As palavras abaixo são de um homem de fé, um autêntico pastor de sua Igreja, que lê os acontecimentos à luz da fé, mesmo percebendo com realismo todas as implicações sociais e governamentais da tragédia ocorrida na região serrana do Rio de Janeiro:
AS FERIDAS ABERTAS
A realidade desta catástrofe é mais dura de quanto aparece nas imagens da TV e na imprensa. A destruição é dramática como se um terremoto tivesse passado no Vale de Cuiabá em Petrópolis, em São José do Vale do Rio Preto, Areal, em Teresópolis (Caleme, Campo Grande, Pessegueiros Cruzeiro, Santa Rita, Bonsucesso, Vieira) e Nova Friburgo. Mais de 750 pessoas, até este momento, perderam a vida; muitos são os desabrigados e os dispersos e a natureza ficou destruída.
As análises mais imediatas acusam a ocupação irresponsável das encostas e a falta de planejamento urbano para a moradia de pessoas pobres que moram em lugares de risco.
É evidente também a agressão à natureza ao longo dos anos. Estamos diante do maior desastre ocorrido na história do Brasil. Mas estas observações não nos consolam nem nos satisfazem. É fácil identificar os réus do momento e ficar com a consciência acomodada, voltando à rotina quotidiana sem uma verdadeira mudança.
O drama é mais a fundo e nos coloca diante do mistério da nossa existência e da nossa fragilidade, do limite e do mal. O drama nos sacode, provoca a solidariedade e levanta as perguntas mais radicais que a nossa sociedade normalmente censura.
Durante o desastre todas as igrejas e igrejinhas da região ficaram de pé, mesmo sendo invadidas pela lama. É um sinal simples da cruz de Cristo que vive no meio do drama dos homens participando do seu sofrimento. Com efeito, Jesus entrou no abismo da morte tornando-se companheiro de todos os que perdem a vida, abrindo as portas da esperança. È preciso mesmo alguém que entre no âmago da morte e da vida para sustentar a esperança; e este é Jesus nosso Salvador, morto e ressuscitado.

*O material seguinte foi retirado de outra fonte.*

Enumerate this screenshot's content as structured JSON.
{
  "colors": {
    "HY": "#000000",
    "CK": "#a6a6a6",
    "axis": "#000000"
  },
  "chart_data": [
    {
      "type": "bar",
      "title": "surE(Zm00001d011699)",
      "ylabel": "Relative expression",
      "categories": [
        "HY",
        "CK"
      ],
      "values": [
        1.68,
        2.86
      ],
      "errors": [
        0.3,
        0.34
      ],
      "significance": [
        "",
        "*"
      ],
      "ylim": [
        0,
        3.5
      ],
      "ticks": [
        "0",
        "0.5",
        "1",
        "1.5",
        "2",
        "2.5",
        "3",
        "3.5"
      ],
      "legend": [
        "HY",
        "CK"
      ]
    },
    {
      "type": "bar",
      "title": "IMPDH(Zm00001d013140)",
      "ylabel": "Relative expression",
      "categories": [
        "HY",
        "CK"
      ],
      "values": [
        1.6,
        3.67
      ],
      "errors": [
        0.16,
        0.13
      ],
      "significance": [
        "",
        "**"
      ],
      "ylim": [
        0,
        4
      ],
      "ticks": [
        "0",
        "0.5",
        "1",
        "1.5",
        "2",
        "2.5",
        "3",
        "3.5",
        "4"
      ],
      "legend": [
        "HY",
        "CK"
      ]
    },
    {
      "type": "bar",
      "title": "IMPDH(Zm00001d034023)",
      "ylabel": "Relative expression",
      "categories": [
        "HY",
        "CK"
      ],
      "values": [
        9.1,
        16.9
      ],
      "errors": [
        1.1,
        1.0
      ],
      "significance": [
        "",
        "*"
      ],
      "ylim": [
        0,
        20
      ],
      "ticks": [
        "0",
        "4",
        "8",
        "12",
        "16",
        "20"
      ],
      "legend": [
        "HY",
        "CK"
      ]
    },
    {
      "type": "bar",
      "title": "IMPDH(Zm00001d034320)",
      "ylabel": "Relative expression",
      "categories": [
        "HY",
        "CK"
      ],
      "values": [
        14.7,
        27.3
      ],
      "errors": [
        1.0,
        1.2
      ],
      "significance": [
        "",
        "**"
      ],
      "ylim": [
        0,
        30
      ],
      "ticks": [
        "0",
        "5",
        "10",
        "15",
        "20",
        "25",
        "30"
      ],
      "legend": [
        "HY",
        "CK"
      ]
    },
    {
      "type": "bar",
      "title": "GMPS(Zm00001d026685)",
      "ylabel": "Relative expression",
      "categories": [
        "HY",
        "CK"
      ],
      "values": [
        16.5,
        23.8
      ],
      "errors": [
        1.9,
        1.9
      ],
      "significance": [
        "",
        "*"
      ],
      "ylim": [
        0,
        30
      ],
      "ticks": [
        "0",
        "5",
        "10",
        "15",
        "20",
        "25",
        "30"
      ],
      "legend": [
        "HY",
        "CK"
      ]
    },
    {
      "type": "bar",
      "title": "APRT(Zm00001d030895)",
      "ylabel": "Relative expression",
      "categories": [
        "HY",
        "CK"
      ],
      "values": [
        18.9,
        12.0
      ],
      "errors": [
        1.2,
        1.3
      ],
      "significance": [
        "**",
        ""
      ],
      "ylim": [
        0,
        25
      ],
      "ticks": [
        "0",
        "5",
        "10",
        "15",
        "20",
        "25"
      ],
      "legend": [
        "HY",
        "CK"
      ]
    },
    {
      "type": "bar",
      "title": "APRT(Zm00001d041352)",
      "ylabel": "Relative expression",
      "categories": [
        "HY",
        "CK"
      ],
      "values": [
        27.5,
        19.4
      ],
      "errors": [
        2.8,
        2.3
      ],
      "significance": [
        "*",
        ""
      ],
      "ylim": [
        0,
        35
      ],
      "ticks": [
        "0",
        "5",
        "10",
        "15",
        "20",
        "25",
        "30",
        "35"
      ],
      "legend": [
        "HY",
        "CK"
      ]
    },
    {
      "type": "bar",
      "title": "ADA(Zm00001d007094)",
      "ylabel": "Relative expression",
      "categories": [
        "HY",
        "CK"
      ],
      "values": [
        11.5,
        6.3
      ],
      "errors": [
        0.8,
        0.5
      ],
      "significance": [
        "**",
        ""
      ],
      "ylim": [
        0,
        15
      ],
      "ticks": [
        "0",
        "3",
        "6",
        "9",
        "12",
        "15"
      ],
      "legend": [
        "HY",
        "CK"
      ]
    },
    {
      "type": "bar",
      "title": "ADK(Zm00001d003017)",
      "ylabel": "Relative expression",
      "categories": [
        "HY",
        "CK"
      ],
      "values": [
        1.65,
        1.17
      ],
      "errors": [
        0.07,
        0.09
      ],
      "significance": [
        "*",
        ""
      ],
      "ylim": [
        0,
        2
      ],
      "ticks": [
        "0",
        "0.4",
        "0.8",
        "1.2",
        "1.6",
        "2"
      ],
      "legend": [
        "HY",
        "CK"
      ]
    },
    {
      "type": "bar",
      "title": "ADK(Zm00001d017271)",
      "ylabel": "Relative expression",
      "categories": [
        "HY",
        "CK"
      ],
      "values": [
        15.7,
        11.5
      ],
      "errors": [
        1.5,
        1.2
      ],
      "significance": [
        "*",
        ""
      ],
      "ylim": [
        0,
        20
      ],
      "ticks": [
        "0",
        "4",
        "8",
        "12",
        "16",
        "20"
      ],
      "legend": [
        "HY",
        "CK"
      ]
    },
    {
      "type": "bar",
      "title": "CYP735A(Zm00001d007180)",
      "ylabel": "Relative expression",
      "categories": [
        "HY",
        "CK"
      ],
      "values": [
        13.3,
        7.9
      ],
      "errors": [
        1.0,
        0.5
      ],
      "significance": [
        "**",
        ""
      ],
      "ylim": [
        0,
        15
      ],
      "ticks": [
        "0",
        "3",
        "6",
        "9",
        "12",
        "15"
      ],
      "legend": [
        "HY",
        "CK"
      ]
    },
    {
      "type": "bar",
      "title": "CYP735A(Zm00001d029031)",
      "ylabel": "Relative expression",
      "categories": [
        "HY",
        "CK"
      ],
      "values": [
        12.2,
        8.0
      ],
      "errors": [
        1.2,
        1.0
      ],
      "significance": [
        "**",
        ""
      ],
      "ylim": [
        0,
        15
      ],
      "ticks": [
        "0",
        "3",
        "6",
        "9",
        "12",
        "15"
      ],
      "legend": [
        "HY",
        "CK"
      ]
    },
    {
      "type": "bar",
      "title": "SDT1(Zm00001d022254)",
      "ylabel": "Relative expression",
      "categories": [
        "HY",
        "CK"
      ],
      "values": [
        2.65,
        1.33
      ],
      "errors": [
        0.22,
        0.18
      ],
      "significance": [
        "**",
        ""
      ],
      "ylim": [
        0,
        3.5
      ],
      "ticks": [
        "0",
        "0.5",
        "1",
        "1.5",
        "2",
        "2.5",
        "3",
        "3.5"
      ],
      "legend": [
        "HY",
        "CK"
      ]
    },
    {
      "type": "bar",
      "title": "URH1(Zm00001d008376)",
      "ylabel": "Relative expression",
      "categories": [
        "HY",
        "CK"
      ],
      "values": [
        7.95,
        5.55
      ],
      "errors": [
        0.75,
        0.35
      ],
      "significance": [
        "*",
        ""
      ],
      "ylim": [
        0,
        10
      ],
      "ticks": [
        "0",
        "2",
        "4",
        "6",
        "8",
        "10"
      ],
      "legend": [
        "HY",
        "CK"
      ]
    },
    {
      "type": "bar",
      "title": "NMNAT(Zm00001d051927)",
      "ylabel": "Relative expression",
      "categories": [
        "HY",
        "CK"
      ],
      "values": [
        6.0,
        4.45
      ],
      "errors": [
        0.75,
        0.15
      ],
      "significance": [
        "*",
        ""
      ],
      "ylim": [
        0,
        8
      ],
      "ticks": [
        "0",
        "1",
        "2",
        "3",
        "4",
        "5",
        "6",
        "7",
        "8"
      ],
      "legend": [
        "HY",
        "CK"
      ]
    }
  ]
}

“Nem a morte, nem a vida, nem os anjos, nem os principados, nem o presente, nem o futuro, nem as potências, nem a altura, nem a profundeza, nem outra criatura qualquer será capaz de nos separar do amor de Deus que está no Cristo Jesus, nosso Senhor” (Romanos 8, 38-39).
Na noite, na lama, na chuva Ele não nos abandona. Na ferida dolorosa deste dias Ele está presente como bálsamo de infinito amor que sustenta a disponibilidade a servir e o ímpeto grandioso da solidariedade que se está manifestando nestes dias. Visitando os sobreviventes desta região é visível a sua fé que sustenta a dor e acolhe a ajuda generosa de amigos e desconhecidos.
Uma igreja, perto de São José do Vale do Rio Preto, foi invadida pela água que havia chegado até o sacrário; um jovem ministro da eucaristia foi nadando, recuperou o Santíssimo e segurando-o com uma mão, enquanto com a outra nadava, o colocou em salvo. Junto com a graça de Deus é necessária a nossa iniciativa em reconhecer o Senhor e em trabalhar na solidariedade com todos, sem discriminar ninguém, dando um novo sentido à normalidade da vida. O dever da reconstrução cabe a todos nós em parceria com o Estado e os poderes públicos para prevenir outros desastres e providenciar um planejamento urbano responsável.
Mas a ferida dos mortos quem a curará? Exatamente esta ferida é abraçada pelo amor de Cristo que vive no sacrário como no seu corpo que é a Igreja e nos ensina a deixar-nos tocar pelos fatos, a ser solidários, a anunciar a sua presença. Seria triste deixar-se arrastar pela avalanche da rotina e virar página, talvez esperando o próximo carnaval! A grande provação destes dias nos ensina a reconstruir as cidades devastadas e a retomar com um significado novo o quotidiano, especialmente quando os holofotes serão apagados.